In case you’ve been living under a rock, Ilya Kovalchuk has been traded. I don’t know what the hell he’s going to do in the most boring hockey system in the world, but it sure as hell will be interesting. Rangers fans have been placed on suicide watch around the greater NYC area, dreading the combination of Kovalchuk and Brodeur. (that’s a plug for some good friends of mine who are foolish enough to cheer for the New York Gaboriks) Naturally, the first team that gets to see how the Devils’ new superstar looks in red will be the Leafs. I couldn’t think of a better ending to all the hubbub surrounding Kovalchuk’s destination than to see him buried under a pile of broken plexiglass with a grinning Dion Phaneuf standing over him. Not to wish anything bad on a player, but you have to admit it would be a little bit humorous, after the weeks of speculation and twitter-watching that has gone on.

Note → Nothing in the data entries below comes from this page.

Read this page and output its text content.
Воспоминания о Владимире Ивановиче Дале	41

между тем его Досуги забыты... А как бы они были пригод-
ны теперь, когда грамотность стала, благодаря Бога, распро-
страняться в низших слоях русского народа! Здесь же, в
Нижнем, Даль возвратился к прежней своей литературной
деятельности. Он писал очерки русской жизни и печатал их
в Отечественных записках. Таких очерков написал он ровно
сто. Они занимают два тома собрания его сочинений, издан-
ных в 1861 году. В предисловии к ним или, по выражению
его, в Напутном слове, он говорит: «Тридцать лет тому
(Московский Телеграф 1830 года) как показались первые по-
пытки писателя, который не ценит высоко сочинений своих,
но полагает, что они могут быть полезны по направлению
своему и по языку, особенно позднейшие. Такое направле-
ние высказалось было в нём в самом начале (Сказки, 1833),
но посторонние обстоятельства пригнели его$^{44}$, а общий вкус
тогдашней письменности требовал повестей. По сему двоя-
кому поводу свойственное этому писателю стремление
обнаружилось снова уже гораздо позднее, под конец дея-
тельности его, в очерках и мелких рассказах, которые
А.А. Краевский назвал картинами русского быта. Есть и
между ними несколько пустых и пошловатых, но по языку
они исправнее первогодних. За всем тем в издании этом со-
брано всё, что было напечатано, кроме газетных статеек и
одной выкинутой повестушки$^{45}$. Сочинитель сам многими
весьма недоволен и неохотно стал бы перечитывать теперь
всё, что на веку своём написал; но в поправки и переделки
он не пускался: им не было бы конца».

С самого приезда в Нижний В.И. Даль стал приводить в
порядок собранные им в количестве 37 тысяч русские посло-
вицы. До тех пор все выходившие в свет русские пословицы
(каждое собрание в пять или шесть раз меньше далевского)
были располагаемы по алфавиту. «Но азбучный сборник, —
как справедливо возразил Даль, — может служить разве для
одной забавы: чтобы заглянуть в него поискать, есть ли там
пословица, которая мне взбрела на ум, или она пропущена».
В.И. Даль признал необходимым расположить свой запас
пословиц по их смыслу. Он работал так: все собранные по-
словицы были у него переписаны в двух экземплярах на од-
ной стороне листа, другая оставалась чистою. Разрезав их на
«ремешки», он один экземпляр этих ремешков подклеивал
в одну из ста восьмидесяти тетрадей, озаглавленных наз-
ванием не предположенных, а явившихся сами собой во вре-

The Devils met the Thrashers’ demands with an interesting package of players. Johnny Oduya is a reliable defenseman who will fit right in the Thrashers’ current lineup. Niclas Bergfors is in the middle of fantastic rookie season, and should have 40 points, impressive considering he plays on one of the least prolific offensive teams in the league. The Thrashers wanted help for the future too, and in addition to Bergfors, Patrice Cormier is a great prospect, currently playing in the QMJHL. Cormier is a solid two way player, with good size (6’2, 205) and a bit of a mean streak (118 pim in 08-09). Throw in the Devils’ first round pick this season, which should be in the bottom 3rd of the round, and Atlanta will have gotten three good pieces to add to their franchise.
Lost in all this is Anssi Salmela, who was traded from New Jersey to Atlanta last season in the Niclas Havelid deal. Salmela returns to Jersey after a grand total of 38 games with the Thrashers, and will likely see a good amount of ice time with Oduya gone and Paul Martin out.
It never feels good when your team loses a star player like Kovalchuk, but my hat goes off to the way Don Waddell handled the situation, driving up the price as much as needed, and being smart enough to get the deal done before the Olympics, avoiding any potential injuries to Ilya that could have ended up seriously screwing the Thrashers.